Dans la Rome Antique : En tête du cortège
Dans la Rome Antique, on faisait également appel à des pleureuses pour qu’elles rythment le cortège funèbre.
Placées en tête de ce dernier, elles avaient pour objectif d’améliorer l’aspect des funérailles en récitant des lamentations. Dans L’Encyclopédie de Diderot et D’Alembert, Louis de Jaucourt décrit cet usage de pleureuses dans la Rome Antique. « Les Romains pour s’épargner la peine d’offrir une affliction extérieure dans les funérailles de leurs parents et de leurs amis, ou pour augmenter l’aspect de leur deuil, établirent l’usage d’un chœur de pleureuses, qu’ils plaçoient à la tête du convoi, et qui par des chants lugubres, et par des larmes affectés, tâchoient d’émouvoir le public en faveur du mort que l’on conduisoit au bûcher. Elles avoient à leur tête une femme qui régloit le ton sur lequel elles devoient pleurer […] » est-il écrit à la définition de « Pleureuses » dans la première édition de l’Encyclopédie en 1751.
Le Moyen-Âge : Les pleureuses anéanties par l’Eglise Catholique
Durant l’époque du Moyen-Âge, c’est surtout dans les pays anglo-saxons que les pleureuses sont engagées. En effet, la montée du Christianisme et la pression de l’Eglise Catholique ont rendu l’exercice des pleureuses beaucoup plus rare.
Les pleureuses : un métier encore d’actualité
Les pleureuses en France : Très répandues avant le XIXème siècle
En France, le métier de pleureuse a quelque peu disparu depuis les années 1960 comme le souligne Jean-Luc Laffont dans son ouvrage « Les pleureuses et crieuses d’enterrements dans la France méridionale ».
Toutefois, avant le XIXème siècle, la présence de pleureuses lors de funérailles était très fréquente. « La coutume d’avoir des personnes vêtues de deuil et payées pour pleurer aux funérailles, semble fort ancienne. Cet usage paraît avoir été plus généralement répandu en France, où il se conserve encore de nos jours, et d’où il s’était propagé dans le nord de l’Italie, ainsi que j’en ait été convaincu par plusieurs monuments » a écrit Camille Bonnard dans « Costumes des XIIIème, XIVème et XVème siècles ».
En Grande-Bretagne, on paye des « figurants endeuillés »
Il faut très certainement traverser la Manche et se rendre au Royaume-Uni pour remarquer que l’appel à des pleureuses est une chose très demandée encore de nos jours.
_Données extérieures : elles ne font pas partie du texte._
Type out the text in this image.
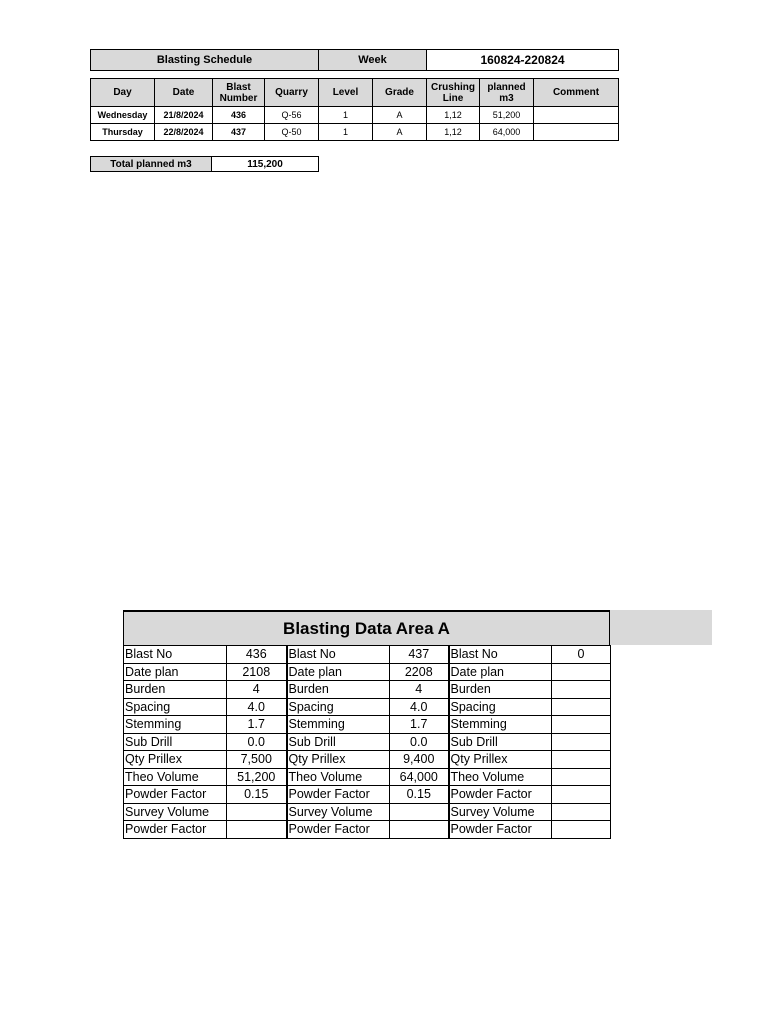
Blasting Schedule	Week	160824-220824
Day	Date	Blast Number	Quarry	Level	Grade	Crushing Line	planned m3	Comment
Wednesday	21/8/2024	436	Q-56	1	A	1,12	51,200	
Thursday	22/8/2024	437	Q-50	1	A	1,12	64,000	
Total planned m3	115,200
Blasting Data Area A
Blast No	436	Blast No	437	Blast No	0
Date plan	2108	Date plan	2208	Date plan	
Burden	4	Burden	4	Burden	
Spacing	4.0	Spacing	4.0	Spacing	
Stemming	1.7	Stemming	1.7	Stemming	
Sub Drill	0.0	Sub Drill	0.0	Sub Drill	
Qty Prillex	7,500	Qty Prillex	9,400	Qty Prillex	
Theo Volume	51,200	Theo Volume	64,000	Theo Volume	
Powder Factor	0.15	Powder Factor	0.15	Powder Factor	
Survey Volume		Survey Volume		Survey Volume	
Powder Factor		Powder Factor		Powder Factor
En Grande-Bretagne, une société s’est même fondée en proposant un type de services de pleureuses. Baptisée Rent-a-Mourner (comprenez, « Louez une pleureuse »), cette société propose aux familles endeuillées de payer les services de plusieurs professionnels qui s’inviteront à des obsèques. Ces « figurants endeuillés » se détachent du rôle traditionnel des pleureuses dans le sens où les familles font appel à leurs services plutôt lorsque peu de personnes risquent d’être aux obsèques.
Ils se doivent tout de même de donner l’impression d’avoir connu intimement le défunt en ayant reçu des informations détaillées sur sa vie.
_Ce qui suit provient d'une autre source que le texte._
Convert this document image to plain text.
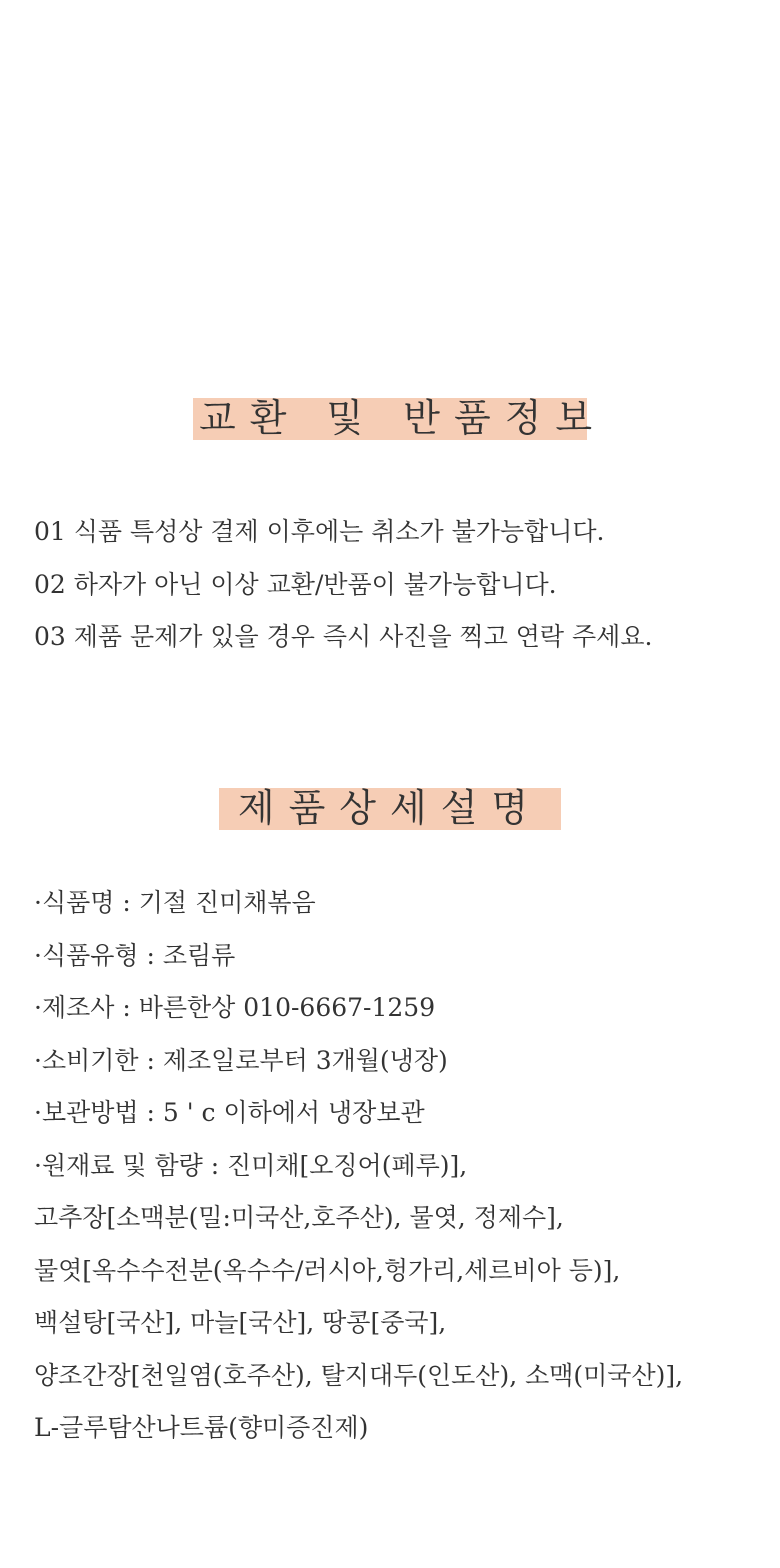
교환 및 반품정보
01 식품 특성상 결제 이후에는 취소가 불가능합니다.
02 하자가 아닌 이상 교환/반품이 불가능합니다.
03 제품 문제가 있을 경우 즉시 사진을 찍고 연락 주세요.
제품상세설명
·식품명 : 기절 진미채볶음
·식품유형 : 조림류
·제조사 : 바른한상 010-6667-1259
·소비기한 : 제조일로부터 3개월(냉장)
·보관방법 : 5 ' c 이하에서 냉장보관
·원재료 및 함량 : 진미채[오징어(페루)],
고추장[소맥분(밀:미국산,호주산), 물엿, 정제수],
물엿[옥수수전분(옥수수/러시아,헝가리,세르비아 등)],
백설탕[국산], 마늘[국산], 땅콩[중국],
양조간장[천일염(호주산), 탈지대두(인도산), 소맥(미국산)],
L-글루탐산나트륨(향미증진제)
En Chine et à Taïwan, les pleureuses sont fortement demandées
Mais c’est certainement à l’autre bout du monde, dans l’extrême Orient, que la tradition des pleureuses se perpétue encore de nos jours. En effet, en Chine et à Taïwan, des femmes sont encore engagées par les familles endeuillées pour rendre « vos obsèques inoubliables » comme a titré L’Express dans un article paru en 2011.
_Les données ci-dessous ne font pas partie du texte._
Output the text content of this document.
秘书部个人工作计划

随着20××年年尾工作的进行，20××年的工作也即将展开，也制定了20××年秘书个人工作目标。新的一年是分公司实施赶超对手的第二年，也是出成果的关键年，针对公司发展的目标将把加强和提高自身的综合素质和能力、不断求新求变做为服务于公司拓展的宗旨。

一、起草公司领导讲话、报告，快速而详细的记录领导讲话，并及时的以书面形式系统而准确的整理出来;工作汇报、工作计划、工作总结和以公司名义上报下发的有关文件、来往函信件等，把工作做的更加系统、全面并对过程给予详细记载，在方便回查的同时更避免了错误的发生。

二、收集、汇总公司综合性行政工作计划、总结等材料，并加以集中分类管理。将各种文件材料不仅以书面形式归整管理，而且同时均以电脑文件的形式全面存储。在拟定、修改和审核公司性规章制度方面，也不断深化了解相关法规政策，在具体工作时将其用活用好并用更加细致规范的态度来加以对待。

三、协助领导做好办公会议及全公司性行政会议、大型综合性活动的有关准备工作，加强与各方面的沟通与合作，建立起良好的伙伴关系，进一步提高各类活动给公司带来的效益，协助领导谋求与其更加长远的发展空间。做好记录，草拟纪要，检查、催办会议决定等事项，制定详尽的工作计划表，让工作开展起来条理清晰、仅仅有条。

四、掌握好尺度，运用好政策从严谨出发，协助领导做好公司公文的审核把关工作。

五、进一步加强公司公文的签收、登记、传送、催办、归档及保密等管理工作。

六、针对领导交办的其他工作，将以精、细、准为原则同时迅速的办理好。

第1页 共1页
On y suit alors la vie d’une pleureuse Chinoise nommée Hu Xianglian. Recrutée par une famille endeuillée, on découvre sa profession durant une cérémonie d’obsèques. Après avoir feint une profonde tristesse, récité un discours à la mémoire du défunt, la pleureuse et sa bande de musiciens vont se donner en spectacle et même offrir un spectacle de danse. N’y voyez-là aucune marque de non-respect envers le défunt car, dans les traditions chinoise et taïwanaise, la joie fait également partie du cérémonial funéraire. « Comme l’adieu au mort est un moment très important, il faut que la cérémonie soit animée et spectaculaire. Sinon les enfants seront mal vus par le village. […] Si les descendants ne pleurent pas assez fort, cela va être considéré par les gens du voisinage comme un manquement à la piété filiale. […] Il faut exprimer la douleur à la place de la famille. C’est un métier très éprouvant » explique la pleureuse professionnelle dans les lignes de l’article de L’Express.